None of what you said has a thing to do with how it would work as a conspiracy. At least bother to get it right. The fix isn't in question. It's possible strategic timing of letting consumers know about the flaw.
Beyond a doubt, Google and Intel knew about this in June, 2017. Intel's CEO is being investigated for possibly selling stock after he knew.
And with the possible bad sides being talked about (hackers gaining access to systems, potential 50% slowdowns, etc.) damn straight it'll spur sales of new CPUs without the flaw.
It still wouldn't work well as a conspiracy, though.
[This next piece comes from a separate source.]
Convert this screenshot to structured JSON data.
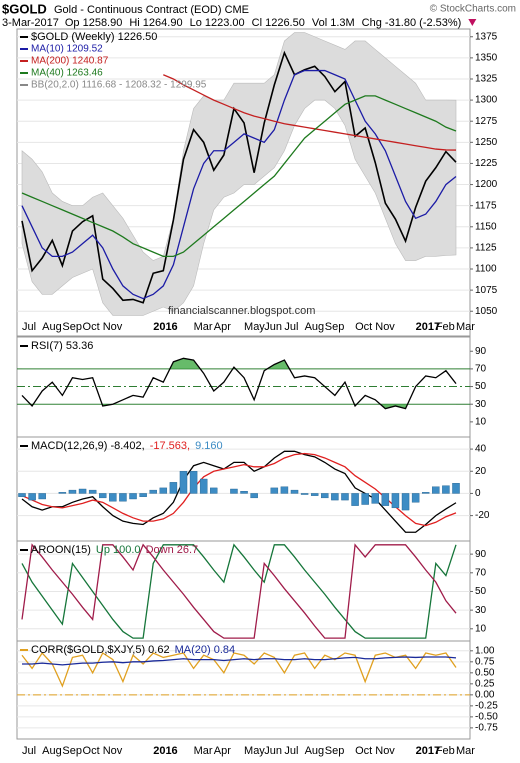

First: companies are often told about security issues well in advance so that they can be disclosed only when a patch is ready, and they'd definitely want a lot of lead time for an issue like this -- it requires a fundamental change in how an OS behaves. Now, if Intel's CEO knew and sold stock in response, that's a problem, but telling the security team wouldn't be an issue.
As for the timing of the disclosure itself... that'd be pretty lousy, too. If they really wanted to boost sales, they'd have disclosed in time for their holiday releases, not
after the holiday when spending is always at its lowest and new products are months away from shipping. Any uptick would be muted at best. And don't forget, most companies are several months or more away from shipping new chips that would be immune to the flaws.
Basically: if this was somehow a vast conspiracy between every major OS and chip vendor (not to mention Linux distribution coders who will make zero profit), it'd have terrible execution.